Soucieuse d'ouverture sur l'espace, la peinture de Mireille Printemps accorde une certaine importance au vide et au besoin d'évasion qu'il illustre et suggère. Des horizons diffus prolongeant une atmosphère flottante contribuent à créer l'onirisme qu'affectionne son tempérament. Ainsi ne voit-on jamais les pieds de ses personnages féminins qu'entoure, le plus souvent, un imposant désert de sable (série des porteuses d'eau). Adepte des glacis qui donnent à sa peinture une transparence particulière, elle semble éternellement en quête de solitude, trouvant dans la musique un soutien très précieux. Chopin est le compositeur auquel elle aime se référer. En dehors de la peinture sur toile ou sur panneau de bois, Mireille avoue son attirance pour l'encre et le lavis, sans doute parce qu'ils correspondent à son besoin de légèreté.

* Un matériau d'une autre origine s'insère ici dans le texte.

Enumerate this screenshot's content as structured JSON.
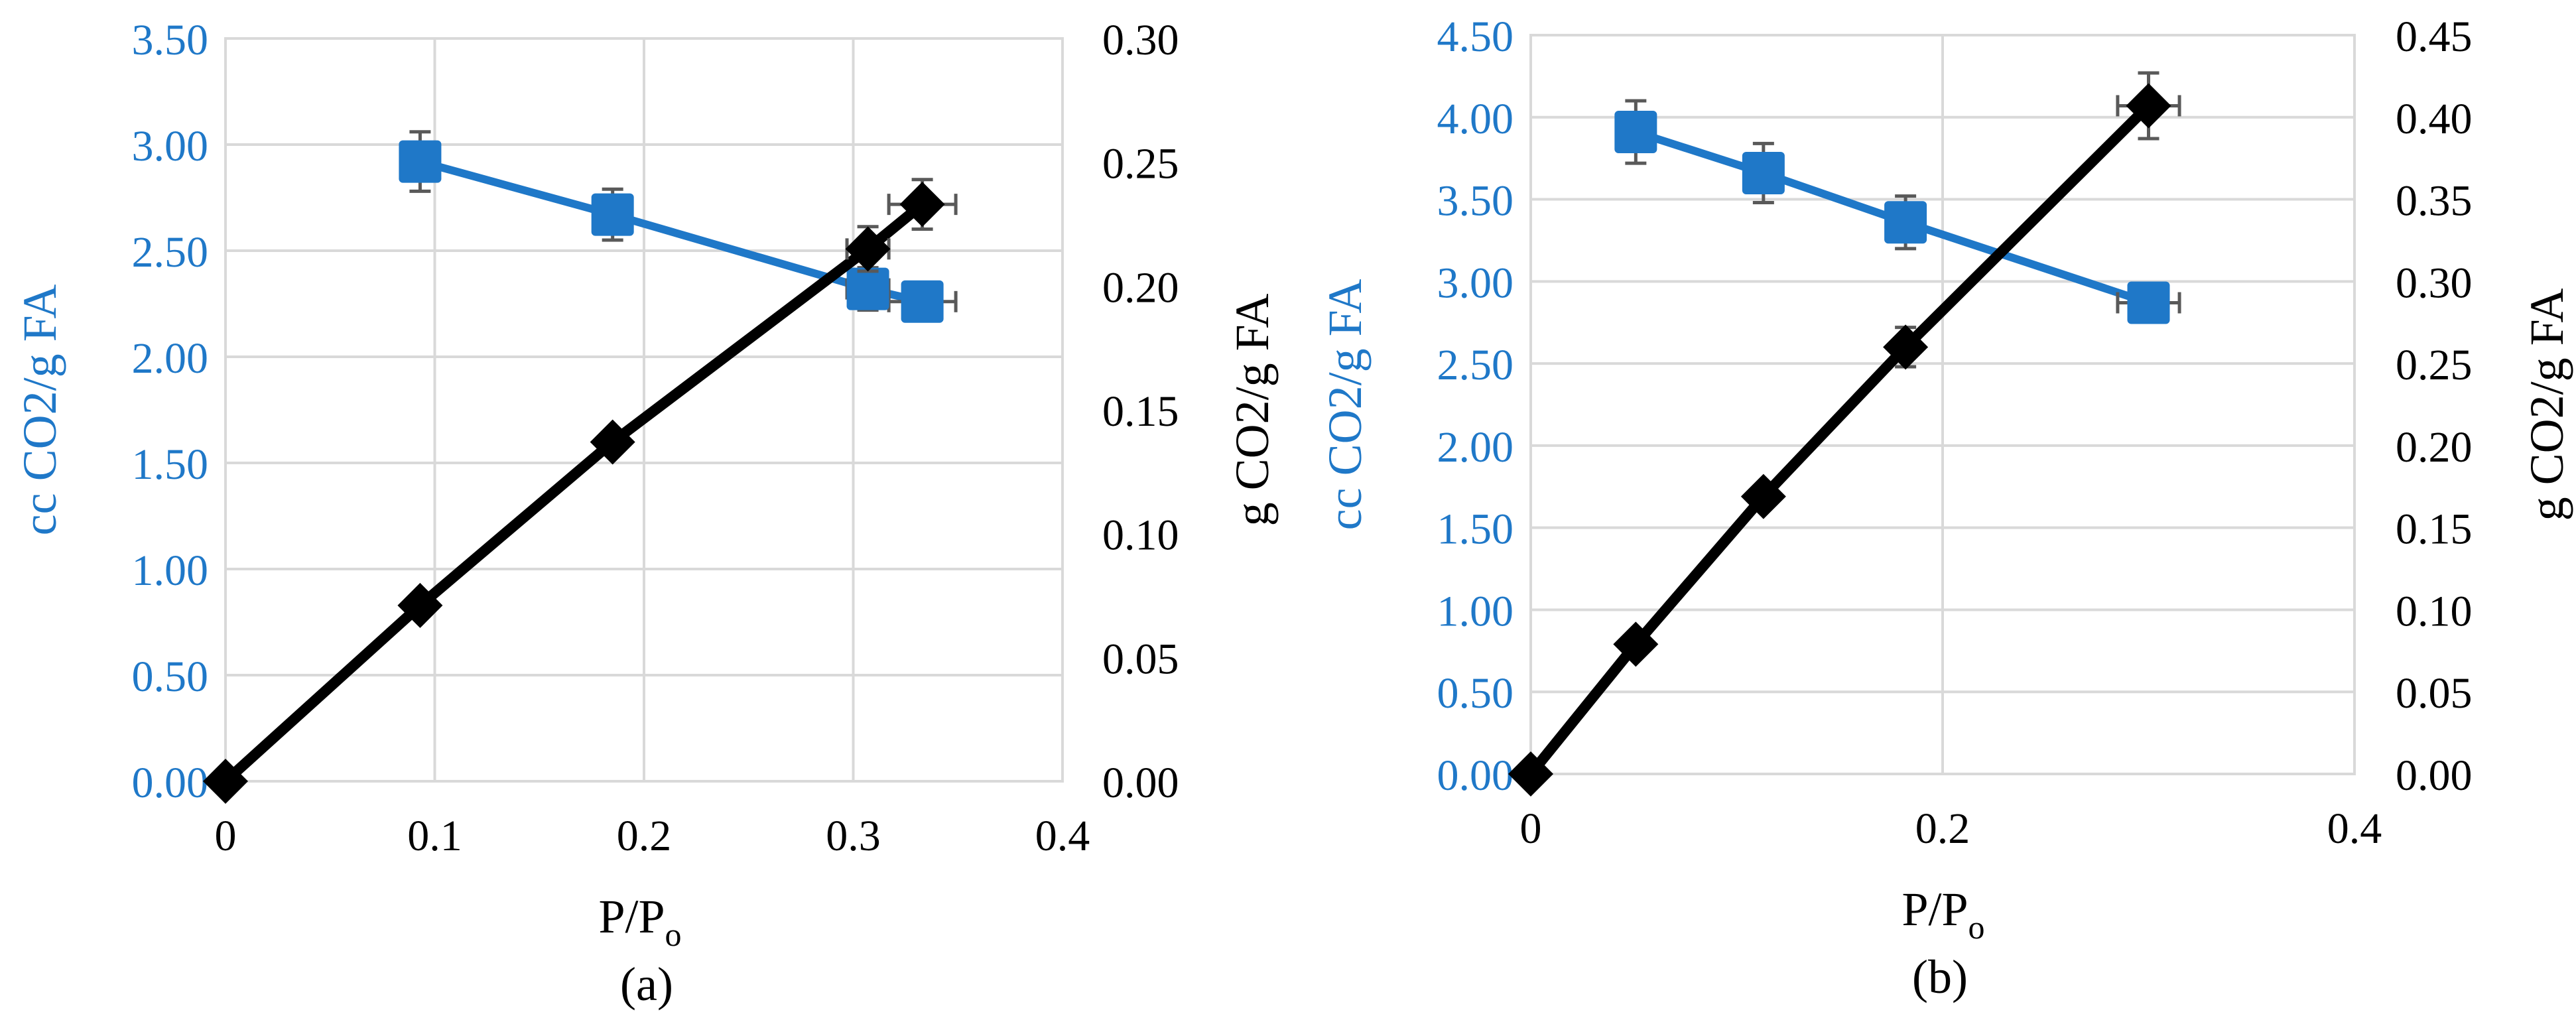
{
  "colors": {
    "blue": "#1f78c8",
    "black": "#000000",
    "grid": "#d9d9d9",
    "errorbar": "#595959"
  },
  "chart_data": [
    {
      "type": "line",
      "caption": "(a)",
      "xlabel_main": "P/P",
      "xlabel_sub": "o",
      "ylabel_left": "cc CO2/g FA",
      "ylabel_right": "g CO2/g FA",
      "xlim": [
        0,
        0.4
      ],
      "xticks": [
        0,
        0.1,
        0.2,
        0.3,
        0.4
      ],
      "xtick_labels": [
        "0",
        "0.1",
        "0.2",
        "0.3",
        "0.4"
      ],
      "ylim_left": [
        0,
        3.5
      ],
      "yticks_left": [
        "0.00",
        "0.50",
        "1.00",
        "1.50",
        "2.00",
        "2.50",
        "3.00",
        "3.50"
      ],
      "ylim_right": [
        0,
        0.3
      ],
      "yticks_right": [
        "0.00",
        "0.05",
        "0.10",
        "0.15",
        "0.20",
        "0.25",
        "0.30"
      ],
      "grid": true,
      "series": [
        {
          "axis": "left",
          "color": "blue",
          "marker": "square",
          "x": [
            0.093,
            0.185,
            0.307,
            0.333
          ],
          "y": [
            2.92,
            2.67,
            2.32,
            2.26
          ],
          "yerr": [
            0.14,
            0.12,
            0.1,
            0.06
          ],
          "xerr": [
            0,
            0,
            0.01,
            0.016
          ]
        },
        {
          "axis": "right",
          "color": "black",
          "marker": "diamond",
          "x": [
            0,
            0.093,
            0.185,
            0.307,
            0.333
          ],
          "y": [
            0,
            0.071,
            0.137,
            0.215,
            0.233
          ],
          "yerr": [
            0,
            0,
            0.004,
            0.009,
            0.01
          ],
          "xerr": [
            0,
            0,
            0,
            0.01,
            0.016
          ]
        }
      ]
    },
    {
      "type": "line",
      "caption": "(b)",
      "xlabel_main": "P/P",
      "xlabel_sub": "o",
      "ylabel_left": "cc CO2/g FA",
      "ylabel_right": "g CO2/g FA",
      "xlim": [
        0,
        0.4
      ],
      "xticks": [
        0,
        0.2,
        0.4
      ],
      "xtick_labels": [
        "0",
        "0.2",
        "0.4"
      ],
      "ylim_left": [
        0,
        4.5
      ],
      "yticks_left": [
        "0.00",
        "0.50",
        "1.00",
        "1.50",
        "2.00",
        "2.50",
        "3.00",
        "3.50",
        "4.00",
        "4.50"
      ],
      "ylim_right": [
        0,
        0.45
      ],
      "yticks_right": [
        "0.00",
        "0.05",
        "0.10",
        "0.15",
        "0.20",
        "0.25",
        "0.30",
        "0.35",
        "0.40",
        "0.45"
      ],
      "grid": true,
      "series": [
        {
          "axis": "left",
          "color": "blue",
          "marker": "square",
          "x": [
            0.051,
            0.113,
            0.182,
            0.3
          ],
          "y": [
            3.91,
            3.66,
            3.36,
            2.87
          ],
          "yerr": [
            0.19,
            0.18,
            0.16,
            0.05
          ],
          "xerr": [
            0,
            0,
            0,
            0.015
          ]
        },
        {
          "axis": "right",
          "color": "black",
          "marker": "diamond",
          "x": [
            0,
            0.051,
            0.113,
            0.182,
            0.3
          ],
          "y": [
            0,
            0.079,
            0.169,
            0.26,
            0.407
          ],
          "yerr": [
            0,
            0,
            0.003,
            0.012,
            0.02
          ],
          "xerr": [
            0,
            0,
            0,
            0,
            0.015
          ]
        }
      ]
    }
  ]
}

Elle fait également référence à la poésie, dans laquelle elle vient puiser comme à une source vivifiante. Un vers, un rythme, une rime et le ton est donné, une image tout à coup prend corps : un bateau, un envol de mouettes, une lointaine île au trésor, ou l'esquisse d'une nature morte prennent naissance sur la toile blanche. Il y a, chez cette âme nostalgique, un besoin de se confronter aux forces de la nature dont elle aime les aspects tranchés, d'où son peu d'attirance pour les demi-saisons. Mireille Printemps caresse les ocres autant qu'elle peut affectionner les bleus. En ce moment, c'est à la mer qu'elle pense presque continuellement. Ses murmures et ses soubresauts l'attirent, car ils s'accordent au flux d'une pensée vagabonde et libre.

N'est-ce pas un reflet d'elle-même que son pinceau cherche à saisir à travers le chemin des eaux ?

Luis PORQUET, critique d'art



Lorsqu'elle s'adonne au figuratif, PRINTEMPS est une artiste de l'étrange, particulièrement lorsque ses peintures marines quasi-monochromes, s'attachent à la sérénité de mystérieux navires, aux mâts démesurés et aux reflets inquiétants dans une atmosphère pourtant fascinante.

Même lorsqu'elle s'engage dans un réalisme plus pittoresque, ses personnages, les sites, les bâtisses n'en représentent pas moins une présence assez menaçante malgré le beau travail en nuance du sol et du ciel.

Une belle peinture, donc, qui fait réagir et provoque le plus souvent une réflexion dépassant la représentation formelle des espaces, des sites, des rites et des pays concernés par le travail attentif de l'artiste.

Mais, de ce fait, PRINTEMPS réussit parfaitement une tendance plus dynamique et plus informelle de sa pensée créatrice: elle transmet le jeu subtil d'un élan musical aux jolies couleurs nacrées, aux volutes expressives dont le charme s'accommode d'un geste aussi élégant qu'hardi, mais toujours profondément marqué par la personnalité de l'artiste, ambigüe quant à la technique, mais ambitieuse et convaincante par la conception et l'interprétation.